I’m having a hard time understanding how and why the number of threads per block affects the number of warps per SM.
The way I understand it blocks are assigned to a single SM with potentially multiple blocks per SM. The threads in each block are then broken down into 32 thread warps to be executed on the SM. The maximum number of threads and blocks that can be on an SM will be limited by local (registers) and shared memory use.
I understand this to mean that the number of warps that can be scheduled on an SM will depend on the number of blocks executing and the number of threads per block. Increasing both will increase the number of warps that can be on an SM until some limiting factor is reached. Increasing the number of threads beyond this point would limit the number of blocks that can be executed but it would allow more warps from a single block to execute concurrently.

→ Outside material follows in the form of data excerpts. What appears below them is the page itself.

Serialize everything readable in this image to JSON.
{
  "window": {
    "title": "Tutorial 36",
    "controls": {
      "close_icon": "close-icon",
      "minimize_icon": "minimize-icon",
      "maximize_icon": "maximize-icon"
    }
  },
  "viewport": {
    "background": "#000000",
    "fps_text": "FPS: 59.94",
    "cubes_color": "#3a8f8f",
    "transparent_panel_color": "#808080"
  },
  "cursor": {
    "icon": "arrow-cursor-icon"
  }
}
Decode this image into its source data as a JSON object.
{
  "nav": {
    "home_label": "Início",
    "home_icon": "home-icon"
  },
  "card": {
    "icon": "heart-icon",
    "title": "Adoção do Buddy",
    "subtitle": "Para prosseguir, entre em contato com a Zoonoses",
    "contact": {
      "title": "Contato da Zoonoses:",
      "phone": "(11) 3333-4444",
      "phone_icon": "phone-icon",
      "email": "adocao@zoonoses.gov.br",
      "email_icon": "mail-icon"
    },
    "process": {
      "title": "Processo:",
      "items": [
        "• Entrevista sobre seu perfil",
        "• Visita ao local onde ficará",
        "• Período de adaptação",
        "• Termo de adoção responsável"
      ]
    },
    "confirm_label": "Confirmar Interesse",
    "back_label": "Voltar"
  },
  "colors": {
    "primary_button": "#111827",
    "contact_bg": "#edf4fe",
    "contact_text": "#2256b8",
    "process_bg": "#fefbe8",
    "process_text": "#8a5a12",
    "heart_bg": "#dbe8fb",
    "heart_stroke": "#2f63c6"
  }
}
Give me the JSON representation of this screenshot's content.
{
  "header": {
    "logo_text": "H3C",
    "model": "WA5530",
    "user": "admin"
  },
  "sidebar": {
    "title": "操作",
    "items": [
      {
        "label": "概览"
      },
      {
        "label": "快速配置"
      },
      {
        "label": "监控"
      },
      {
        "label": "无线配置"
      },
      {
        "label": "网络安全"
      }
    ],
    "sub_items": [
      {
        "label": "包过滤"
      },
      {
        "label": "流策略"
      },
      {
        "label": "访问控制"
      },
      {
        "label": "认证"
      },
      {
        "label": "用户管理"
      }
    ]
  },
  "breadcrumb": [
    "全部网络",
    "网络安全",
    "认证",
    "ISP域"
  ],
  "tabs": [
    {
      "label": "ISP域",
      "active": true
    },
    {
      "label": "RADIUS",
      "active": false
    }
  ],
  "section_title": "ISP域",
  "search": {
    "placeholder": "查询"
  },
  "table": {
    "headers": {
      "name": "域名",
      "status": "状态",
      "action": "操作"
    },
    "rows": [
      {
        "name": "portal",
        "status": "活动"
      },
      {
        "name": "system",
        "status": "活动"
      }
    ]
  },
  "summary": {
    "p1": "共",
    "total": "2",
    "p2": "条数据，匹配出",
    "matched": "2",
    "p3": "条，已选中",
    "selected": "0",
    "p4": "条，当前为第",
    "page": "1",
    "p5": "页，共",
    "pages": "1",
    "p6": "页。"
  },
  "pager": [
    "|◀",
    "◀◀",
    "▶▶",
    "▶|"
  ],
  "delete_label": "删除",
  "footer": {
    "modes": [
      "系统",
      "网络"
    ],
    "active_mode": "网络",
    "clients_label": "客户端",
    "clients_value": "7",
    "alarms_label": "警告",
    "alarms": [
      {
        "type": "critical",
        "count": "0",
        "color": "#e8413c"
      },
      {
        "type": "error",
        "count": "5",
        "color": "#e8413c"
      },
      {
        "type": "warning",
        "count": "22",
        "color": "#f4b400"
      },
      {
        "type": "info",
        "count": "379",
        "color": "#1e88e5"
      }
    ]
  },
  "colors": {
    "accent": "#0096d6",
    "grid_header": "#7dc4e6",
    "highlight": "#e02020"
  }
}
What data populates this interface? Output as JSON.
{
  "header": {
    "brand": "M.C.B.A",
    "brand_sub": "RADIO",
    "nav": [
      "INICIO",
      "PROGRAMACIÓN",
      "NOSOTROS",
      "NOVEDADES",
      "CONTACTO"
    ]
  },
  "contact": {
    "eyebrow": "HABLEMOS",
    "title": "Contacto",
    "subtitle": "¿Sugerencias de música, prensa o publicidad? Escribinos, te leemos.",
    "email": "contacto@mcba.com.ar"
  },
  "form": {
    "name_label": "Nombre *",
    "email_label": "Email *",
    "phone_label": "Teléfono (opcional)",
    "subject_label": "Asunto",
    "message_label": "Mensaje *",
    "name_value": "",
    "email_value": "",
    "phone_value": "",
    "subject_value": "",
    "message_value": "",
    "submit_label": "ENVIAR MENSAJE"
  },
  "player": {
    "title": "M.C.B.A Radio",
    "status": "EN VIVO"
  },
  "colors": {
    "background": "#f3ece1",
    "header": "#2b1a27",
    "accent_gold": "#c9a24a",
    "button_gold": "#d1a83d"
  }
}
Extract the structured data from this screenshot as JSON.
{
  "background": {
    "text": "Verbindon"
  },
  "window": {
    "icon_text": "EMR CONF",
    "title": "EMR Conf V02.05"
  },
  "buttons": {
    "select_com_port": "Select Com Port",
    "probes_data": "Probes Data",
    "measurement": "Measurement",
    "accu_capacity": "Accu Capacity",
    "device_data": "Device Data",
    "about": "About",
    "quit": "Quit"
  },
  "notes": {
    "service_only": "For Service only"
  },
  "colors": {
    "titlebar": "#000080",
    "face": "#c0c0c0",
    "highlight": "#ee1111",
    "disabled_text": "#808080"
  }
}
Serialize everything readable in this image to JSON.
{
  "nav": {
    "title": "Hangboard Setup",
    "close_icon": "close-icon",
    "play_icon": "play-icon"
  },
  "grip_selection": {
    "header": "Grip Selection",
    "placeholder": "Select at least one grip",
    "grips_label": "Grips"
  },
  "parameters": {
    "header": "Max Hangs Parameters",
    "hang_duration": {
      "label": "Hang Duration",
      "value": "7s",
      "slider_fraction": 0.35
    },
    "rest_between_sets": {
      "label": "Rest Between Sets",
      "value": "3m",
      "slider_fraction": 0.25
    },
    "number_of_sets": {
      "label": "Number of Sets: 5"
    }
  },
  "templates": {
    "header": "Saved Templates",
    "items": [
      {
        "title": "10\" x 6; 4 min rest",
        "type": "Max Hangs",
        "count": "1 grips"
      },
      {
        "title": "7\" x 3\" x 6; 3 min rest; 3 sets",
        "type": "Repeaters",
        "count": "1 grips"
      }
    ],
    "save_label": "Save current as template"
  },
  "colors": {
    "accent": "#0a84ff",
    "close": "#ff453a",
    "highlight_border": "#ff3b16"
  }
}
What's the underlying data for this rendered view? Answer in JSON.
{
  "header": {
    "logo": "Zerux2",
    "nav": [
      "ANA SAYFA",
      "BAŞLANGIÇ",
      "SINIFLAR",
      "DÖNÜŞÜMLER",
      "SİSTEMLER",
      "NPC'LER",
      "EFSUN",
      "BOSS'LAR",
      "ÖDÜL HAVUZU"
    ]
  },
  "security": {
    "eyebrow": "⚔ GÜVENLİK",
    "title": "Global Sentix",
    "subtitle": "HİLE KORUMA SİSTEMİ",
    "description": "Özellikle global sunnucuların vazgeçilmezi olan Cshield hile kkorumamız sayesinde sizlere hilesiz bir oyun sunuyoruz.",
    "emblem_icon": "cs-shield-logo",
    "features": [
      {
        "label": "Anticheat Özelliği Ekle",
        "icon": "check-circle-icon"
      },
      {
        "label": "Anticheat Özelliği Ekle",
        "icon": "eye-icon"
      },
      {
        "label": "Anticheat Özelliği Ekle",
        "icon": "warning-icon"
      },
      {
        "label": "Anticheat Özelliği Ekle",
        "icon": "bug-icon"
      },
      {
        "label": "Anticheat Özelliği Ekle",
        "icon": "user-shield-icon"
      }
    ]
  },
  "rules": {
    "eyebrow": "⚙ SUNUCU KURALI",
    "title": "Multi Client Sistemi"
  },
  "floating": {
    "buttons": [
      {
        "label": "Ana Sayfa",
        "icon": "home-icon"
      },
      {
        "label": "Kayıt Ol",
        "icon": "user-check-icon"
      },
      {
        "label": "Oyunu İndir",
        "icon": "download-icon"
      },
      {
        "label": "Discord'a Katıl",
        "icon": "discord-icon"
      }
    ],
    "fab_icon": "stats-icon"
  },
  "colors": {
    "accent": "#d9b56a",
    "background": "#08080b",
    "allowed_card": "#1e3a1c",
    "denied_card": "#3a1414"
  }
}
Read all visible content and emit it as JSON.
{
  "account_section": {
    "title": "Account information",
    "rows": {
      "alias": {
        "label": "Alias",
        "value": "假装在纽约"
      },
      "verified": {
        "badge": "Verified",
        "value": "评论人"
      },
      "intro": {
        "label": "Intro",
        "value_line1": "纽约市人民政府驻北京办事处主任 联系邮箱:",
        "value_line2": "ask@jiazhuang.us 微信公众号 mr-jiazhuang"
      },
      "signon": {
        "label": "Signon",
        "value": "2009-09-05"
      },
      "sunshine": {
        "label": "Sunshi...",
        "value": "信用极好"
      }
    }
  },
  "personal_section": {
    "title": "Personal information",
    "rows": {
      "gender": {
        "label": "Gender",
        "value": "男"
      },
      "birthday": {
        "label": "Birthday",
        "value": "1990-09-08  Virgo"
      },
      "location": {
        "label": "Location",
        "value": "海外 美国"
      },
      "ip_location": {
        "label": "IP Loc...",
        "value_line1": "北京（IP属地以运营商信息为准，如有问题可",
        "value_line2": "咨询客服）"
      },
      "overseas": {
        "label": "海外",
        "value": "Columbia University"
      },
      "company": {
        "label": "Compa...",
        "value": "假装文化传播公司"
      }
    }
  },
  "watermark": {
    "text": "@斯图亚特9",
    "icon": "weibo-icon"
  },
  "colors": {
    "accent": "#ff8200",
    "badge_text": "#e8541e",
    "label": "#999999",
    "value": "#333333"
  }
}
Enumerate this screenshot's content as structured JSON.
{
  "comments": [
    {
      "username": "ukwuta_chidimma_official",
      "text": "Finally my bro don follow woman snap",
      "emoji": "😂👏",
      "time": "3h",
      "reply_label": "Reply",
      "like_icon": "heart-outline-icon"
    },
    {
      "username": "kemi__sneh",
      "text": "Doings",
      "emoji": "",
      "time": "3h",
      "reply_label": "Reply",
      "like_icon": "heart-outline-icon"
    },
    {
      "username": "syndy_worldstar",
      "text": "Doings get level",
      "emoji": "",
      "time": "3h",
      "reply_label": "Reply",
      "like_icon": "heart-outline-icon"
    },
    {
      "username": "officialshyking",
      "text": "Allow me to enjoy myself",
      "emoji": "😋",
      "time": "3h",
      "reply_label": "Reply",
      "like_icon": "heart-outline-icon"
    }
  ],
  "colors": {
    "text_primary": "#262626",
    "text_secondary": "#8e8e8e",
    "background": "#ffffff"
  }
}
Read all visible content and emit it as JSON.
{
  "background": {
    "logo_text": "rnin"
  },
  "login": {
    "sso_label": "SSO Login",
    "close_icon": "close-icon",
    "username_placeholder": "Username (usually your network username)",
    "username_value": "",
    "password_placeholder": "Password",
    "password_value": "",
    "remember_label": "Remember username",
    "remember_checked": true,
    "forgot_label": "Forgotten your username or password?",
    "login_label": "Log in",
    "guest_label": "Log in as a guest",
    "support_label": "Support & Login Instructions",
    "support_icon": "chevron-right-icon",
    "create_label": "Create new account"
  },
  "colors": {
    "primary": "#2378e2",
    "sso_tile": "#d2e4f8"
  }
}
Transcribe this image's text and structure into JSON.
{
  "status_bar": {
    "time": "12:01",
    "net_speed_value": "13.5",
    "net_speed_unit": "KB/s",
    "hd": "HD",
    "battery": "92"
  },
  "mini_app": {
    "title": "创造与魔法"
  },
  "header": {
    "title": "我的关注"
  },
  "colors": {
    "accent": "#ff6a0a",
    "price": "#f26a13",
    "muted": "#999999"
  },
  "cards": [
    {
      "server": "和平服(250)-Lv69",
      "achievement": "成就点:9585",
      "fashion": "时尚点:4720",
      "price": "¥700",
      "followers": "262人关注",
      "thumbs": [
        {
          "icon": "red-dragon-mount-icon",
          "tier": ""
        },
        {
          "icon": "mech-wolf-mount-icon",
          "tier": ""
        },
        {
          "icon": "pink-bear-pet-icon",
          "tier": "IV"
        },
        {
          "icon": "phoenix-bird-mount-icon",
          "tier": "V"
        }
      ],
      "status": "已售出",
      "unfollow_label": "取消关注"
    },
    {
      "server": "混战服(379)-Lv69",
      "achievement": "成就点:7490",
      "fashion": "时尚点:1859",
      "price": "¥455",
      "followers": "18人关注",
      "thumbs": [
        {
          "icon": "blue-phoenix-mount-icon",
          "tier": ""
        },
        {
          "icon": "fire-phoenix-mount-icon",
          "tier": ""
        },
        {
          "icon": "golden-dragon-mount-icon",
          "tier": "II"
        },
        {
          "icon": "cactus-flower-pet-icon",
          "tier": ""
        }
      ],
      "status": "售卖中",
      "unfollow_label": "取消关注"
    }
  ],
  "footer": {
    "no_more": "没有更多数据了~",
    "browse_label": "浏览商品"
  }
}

However, when I look at the data given by the profiler I see that the warps per SM follows a sort of sawtoothed pattern depending on the number of threads per block (like the image below). I don’t understand why this happens. In particular I don’t understand how there are sudden drops in the number of warps per SM at various points. I would assume that the warps are either filled in sequential order with the last warp getting the left over threads (if there are 70 threads, 2 warps of 32 and 1 of 6), or that warps are filled out evenly (if there are 70 threads, 2 warps of 23 1 warp of 24). I would assume the warps are filled in the first manner. That would imply that other some slack in the last warp the SM would have near 100% occupancy as you add more threads per block.
Can anyone explain where my reasoning is wrong? I am really confused by this.
Hmm, dropbox image linking doesn’t seem to be working.